夜の散歩
こちら側はとうに日も暮れたというのに、低い尾根ひとつだけを隔てた向こう側には人工の昼の中を忙しなく動いているであろう存在を感じる。
すぐそこの街灯では小さな音を立てて感電した羽虫が先を逝った同類の骸の上に落ちた。
帰路を急ぐ自転車のライトが残した軌跡はすぐに静かな闇に同化する。
緩い風に晒された草が僕の頬をくすぐった。
僕は家出中じゃないしここをきょうの寝床に決めたホームレスでもないけれど、背に大地を感じて風にあたっている。この時間にこの公園の辺りをお巡りさんが通らないのは知っている。

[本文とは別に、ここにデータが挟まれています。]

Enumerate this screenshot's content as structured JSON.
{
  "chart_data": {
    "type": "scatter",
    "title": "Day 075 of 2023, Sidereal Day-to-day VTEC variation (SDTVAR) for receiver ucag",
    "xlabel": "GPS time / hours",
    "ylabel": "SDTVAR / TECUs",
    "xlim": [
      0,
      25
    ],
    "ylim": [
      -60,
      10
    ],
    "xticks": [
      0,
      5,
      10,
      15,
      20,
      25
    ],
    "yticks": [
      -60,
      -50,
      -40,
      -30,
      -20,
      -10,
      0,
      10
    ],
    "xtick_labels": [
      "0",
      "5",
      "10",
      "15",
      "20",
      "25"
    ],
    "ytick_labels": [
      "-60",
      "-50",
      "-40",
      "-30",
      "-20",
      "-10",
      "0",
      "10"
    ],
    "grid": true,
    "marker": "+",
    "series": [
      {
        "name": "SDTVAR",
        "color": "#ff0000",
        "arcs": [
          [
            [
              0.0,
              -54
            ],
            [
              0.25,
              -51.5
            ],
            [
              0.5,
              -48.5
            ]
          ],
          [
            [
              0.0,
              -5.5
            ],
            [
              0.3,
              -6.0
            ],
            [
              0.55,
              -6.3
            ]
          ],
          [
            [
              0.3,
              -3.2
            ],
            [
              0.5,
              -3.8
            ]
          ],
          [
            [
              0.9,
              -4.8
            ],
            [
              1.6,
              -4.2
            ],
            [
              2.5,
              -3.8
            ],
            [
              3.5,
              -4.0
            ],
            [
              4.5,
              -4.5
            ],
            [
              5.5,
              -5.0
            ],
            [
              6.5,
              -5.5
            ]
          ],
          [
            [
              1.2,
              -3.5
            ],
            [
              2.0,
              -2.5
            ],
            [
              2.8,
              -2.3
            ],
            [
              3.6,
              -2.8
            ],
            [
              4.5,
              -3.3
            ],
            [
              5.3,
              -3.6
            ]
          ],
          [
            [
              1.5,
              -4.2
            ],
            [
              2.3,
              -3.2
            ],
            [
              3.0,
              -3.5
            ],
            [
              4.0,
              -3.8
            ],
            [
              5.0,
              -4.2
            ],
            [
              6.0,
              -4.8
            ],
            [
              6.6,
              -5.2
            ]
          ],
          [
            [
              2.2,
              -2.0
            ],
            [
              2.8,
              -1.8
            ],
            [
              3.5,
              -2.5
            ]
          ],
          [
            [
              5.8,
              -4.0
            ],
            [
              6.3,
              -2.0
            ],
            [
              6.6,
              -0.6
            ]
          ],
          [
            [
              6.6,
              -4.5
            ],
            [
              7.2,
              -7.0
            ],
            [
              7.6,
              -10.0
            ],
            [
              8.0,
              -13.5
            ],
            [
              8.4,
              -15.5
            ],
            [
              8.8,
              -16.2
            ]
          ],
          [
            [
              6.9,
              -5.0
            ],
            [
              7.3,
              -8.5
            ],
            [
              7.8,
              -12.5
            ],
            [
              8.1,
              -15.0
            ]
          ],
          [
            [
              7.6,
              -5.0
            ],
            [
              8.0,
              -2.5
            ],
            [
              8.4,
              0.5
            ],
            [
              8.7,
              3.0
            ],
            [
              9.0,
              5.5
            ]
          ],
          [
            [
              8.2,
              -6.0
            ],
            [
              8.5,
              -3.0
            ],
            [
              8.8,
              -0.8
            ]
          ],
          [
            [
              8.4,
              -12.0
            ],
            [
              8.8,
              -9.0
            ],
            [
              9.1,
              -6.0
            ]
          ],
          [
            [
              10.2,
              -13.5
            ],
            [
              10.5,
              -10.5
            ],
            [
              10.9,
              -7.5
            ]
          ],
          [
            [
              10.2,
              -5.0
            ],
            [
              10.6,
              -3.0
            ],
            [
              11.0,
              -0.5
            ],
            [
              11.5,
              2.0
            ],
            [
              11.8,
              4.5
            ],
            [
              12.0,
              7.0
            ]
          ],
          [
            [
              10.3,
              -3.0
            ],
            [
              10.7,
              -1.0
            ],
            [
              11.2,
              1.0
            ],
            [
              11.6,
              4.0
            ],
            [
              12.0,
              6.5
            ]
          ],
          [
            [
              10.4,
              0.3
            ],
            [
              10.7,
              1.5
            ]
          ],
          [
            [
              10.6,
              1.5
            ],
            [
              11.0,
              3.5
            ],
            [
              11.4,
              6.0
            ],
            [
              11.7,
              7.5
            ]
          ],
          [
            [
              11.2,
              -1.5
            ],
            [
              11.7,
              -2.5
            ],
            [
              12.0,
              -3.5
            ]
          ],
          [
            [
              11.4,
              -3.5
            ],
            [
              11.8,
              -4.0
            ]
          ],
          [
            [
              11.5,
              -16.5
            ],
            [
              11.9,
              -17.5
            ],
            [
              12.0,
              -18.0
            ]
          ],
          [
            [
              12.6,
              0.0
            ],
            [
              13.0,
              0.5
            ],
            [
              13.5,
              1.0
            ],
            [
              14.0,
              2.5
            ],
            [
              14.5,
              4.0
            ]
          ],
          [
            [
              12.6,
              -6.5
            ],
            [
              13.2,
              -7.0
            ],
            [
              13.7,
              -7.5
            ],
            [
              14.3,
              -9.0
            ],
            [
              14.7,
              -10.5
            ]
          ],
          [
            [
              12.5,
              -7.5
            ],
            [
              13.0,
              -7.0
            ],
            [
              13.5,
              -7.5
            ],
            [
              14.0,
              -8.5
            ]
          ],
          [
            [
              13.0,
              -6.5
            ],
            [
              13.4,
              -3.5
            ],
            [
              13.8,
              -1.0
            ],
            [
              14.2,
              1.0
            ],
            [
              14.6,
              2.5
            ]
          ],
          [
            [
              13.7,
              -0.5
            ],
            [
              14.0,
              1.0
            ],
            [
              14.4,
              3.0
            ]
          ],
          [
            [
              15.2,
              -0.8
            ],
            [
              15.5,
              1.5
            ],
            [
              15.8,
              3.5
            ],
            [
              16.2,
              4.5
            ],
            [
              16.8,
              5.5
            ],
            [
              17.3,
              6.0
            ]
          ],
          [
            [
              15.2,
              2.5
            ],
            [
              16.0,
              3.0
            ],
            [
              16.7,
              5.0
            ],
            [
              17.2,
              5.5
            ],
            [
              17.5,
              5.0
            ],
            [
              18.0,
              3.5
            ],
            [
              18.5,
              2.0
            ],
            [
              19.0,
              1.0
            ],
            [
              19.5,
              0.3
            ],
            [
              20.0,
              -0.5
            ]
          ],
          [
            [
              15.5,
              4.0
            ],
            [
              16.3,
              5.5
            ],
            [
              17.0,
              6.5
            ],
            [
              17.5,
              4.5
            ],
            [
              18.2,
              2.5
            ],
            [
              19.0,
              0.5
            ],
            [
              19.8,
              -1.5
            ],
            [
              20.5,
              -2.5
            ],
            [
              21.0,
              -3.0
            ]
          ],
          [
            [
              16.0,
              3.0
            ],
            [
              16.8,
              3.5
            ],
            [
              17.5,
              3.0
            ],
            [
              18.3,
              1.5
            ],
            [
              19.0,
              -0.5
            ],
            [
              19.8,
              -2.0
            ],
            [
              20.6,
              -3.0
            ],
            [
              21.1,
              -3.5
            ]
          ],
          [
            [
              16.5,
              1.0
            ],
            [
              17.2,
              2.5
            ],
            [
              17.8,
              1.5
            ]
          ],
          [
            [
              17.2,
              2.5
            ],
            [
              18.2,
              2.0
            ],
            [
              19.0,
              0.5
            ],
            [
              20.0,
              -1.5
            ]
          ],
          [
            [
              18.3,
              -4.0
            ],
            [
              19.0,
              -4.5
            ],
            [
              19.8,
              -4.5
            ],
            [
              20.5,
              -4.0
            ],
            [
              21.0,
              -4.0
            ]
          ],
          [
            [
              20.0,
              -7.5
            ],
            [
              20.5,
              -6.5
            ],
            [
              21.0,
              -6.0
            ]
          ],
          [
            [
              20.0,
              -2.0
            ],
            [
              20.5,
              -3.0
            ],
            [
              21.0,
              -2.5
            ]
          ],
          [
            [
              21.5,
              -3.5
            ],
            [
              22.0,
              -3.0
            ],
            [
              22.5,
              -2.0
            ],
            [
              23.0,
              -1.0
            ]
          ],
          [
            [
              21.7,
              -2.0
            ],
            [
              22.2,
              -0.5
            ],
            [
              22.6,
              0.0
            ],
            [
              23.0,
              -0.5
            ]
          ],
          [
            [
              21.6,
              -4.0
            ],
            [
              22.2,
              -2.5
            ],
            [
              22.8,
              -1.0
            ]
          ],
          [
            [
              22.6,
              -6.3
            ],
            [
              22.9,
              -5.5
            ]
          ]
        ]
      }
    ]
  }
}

数日にわたって家に引きこもっていて息が詰まったから散歩に出た。
思い立ったのはたまたま日付の変わりそうな時間だったけれど、この衝動を抑えるには拙すぎる障害だった。
重力に引かれた身体が重くて膝が笑った。
運動不足の体が休息を求めていたからよろけるのに抗わないで草に手をついて、そのまま草原に倒れ込むようにして横になった。視界を埋めた空に満天の星でも輝いていればいいのだけれどきょうは生憎の天気で、短い間だけ雲の隙間から覗いた月はほとんど正円だと思えた。
冷たい大地が背に心地好いけれどいつまでもこうしてはいられない。起き上がらなくてはと、とりあえず体の向きを変えるものの、その先はなかなか力が入らない。

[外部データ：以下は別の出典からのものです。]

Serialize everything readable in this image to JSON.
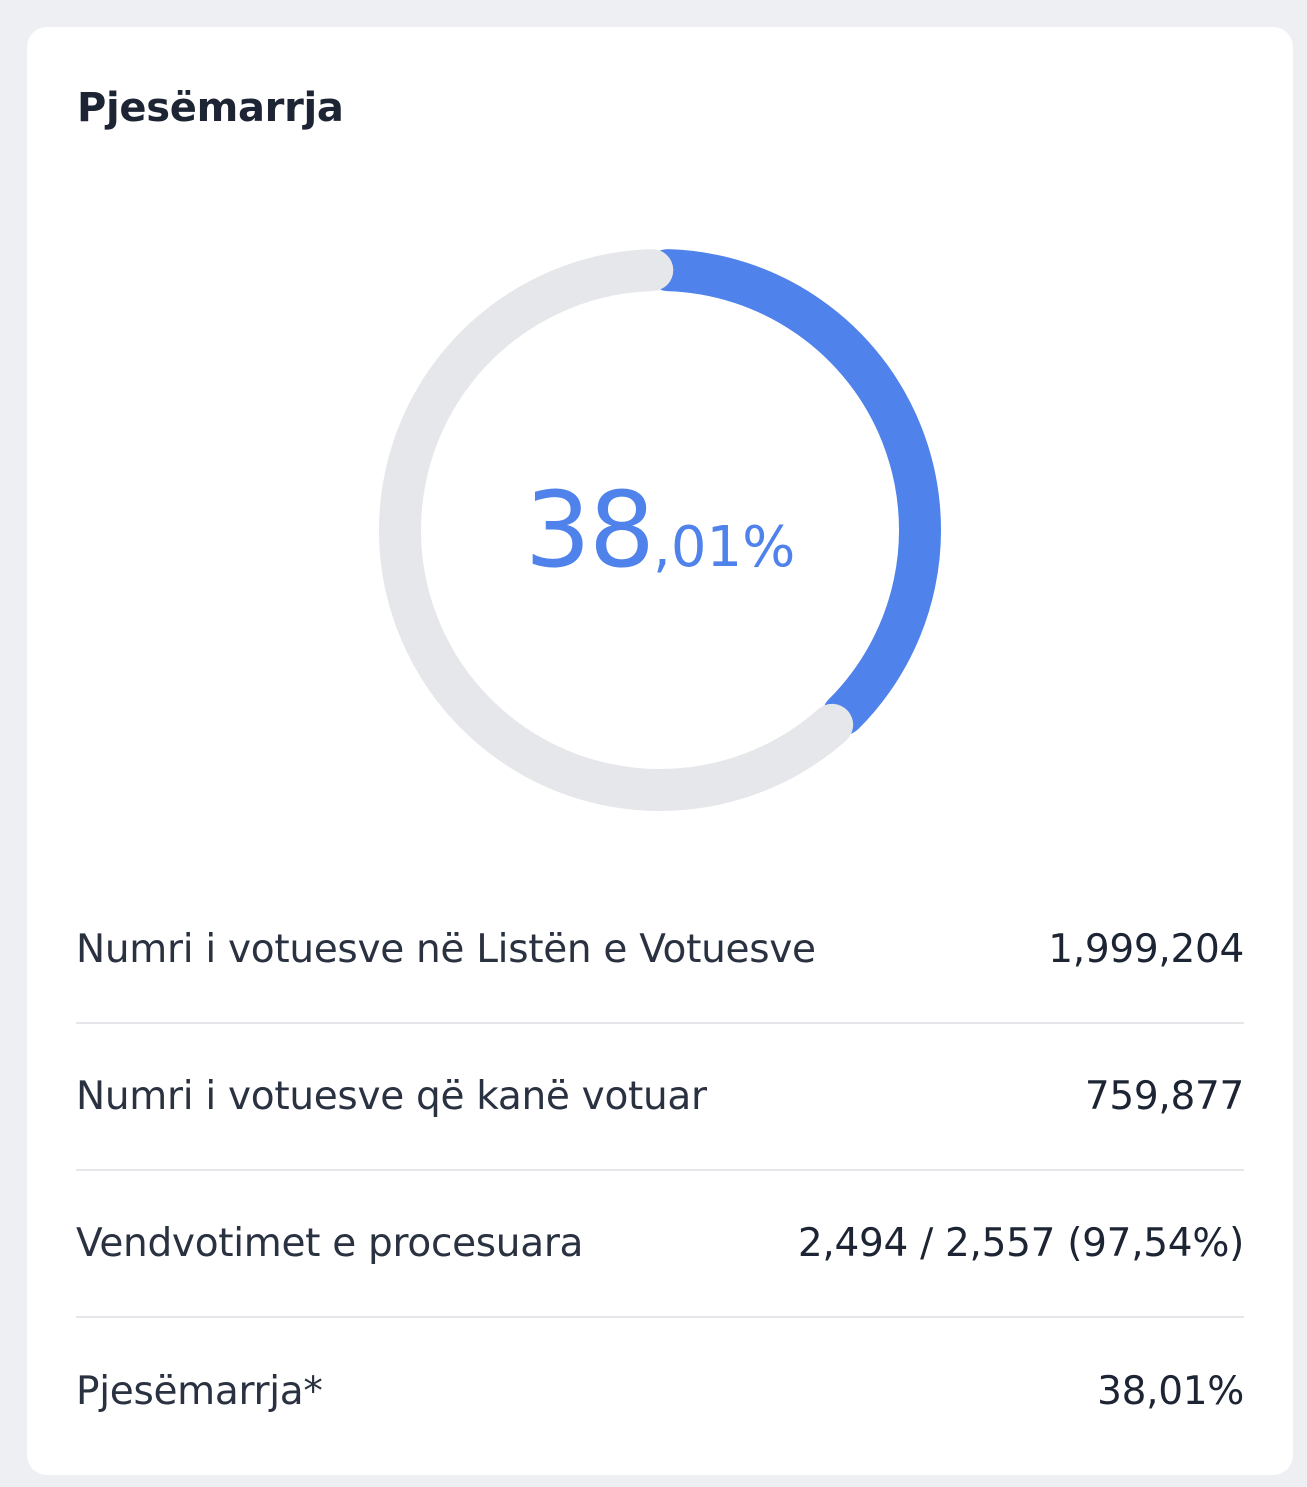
{
  "card": {
    "title": "Pjesëmarrja"
  },
  "chart_data": {
    "type": "pie",
    "variant": "donut",
    "value_percent": 38.01,
    "center_label_integer": "38",
    "center_label_decimal": ",01%",
    "slices": [
      {
        "value": 38.01,
        "color": "#4f82ea"
      },
      {
        "value": 61.99,
        "color": "#e6e7ea"
      }
    ]
  },
  "stats": [
    {
      "label": "Numri i votuesve në Listën e Votuesve",
      "value": "1,999,204"
    },
    {
      "label": "Numri i votuesve që kanë votuar",
      "value": "759,877"
    },
    {
      "label": "Vendvotimet e procesuara",
      "value": "2,494 / 2,557 (97,54%)"
    },
    {
      "label": "Pjesëmarrja*",
      "value": "38,01%"
    }
  ],
  "colors": {
    "accent": "#4f82ea",
    "track": "#e6e7ea",
    "text": "#1d2433"
  }
}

このまま夜に溶けて消えてしまいたい。或いは世界の一部となって全てを見届けるのも面白いかもしれない。
どんな幻想を抱こうと、夜はすべてを許容してくれる気がした。
さて、そろそろ本格的に起き上がらないと。
通りすがりのお節介さんに通報されでもしてお巡りさんに補導されたくはない。補導って歳でもないか。これでも社会を構成する歯車の一部に同化できている自負はある。
やっと上体を起こしたら背が濡れていた。
そういえば昨日は雨が降っていたし、また明日も降るらしいことを思い出す。
立ち上がると世界が揺れた。
風が吹いて木々が揺れたけれどそれだけではなくて、不摂生な生活のツケもあるのだろう。
伸びをすると張り付いていた葉がどこからか落ちた。それは踏み出した足の下敷きになったかもしれない。
帰路につく足は心なしか重みを増していた。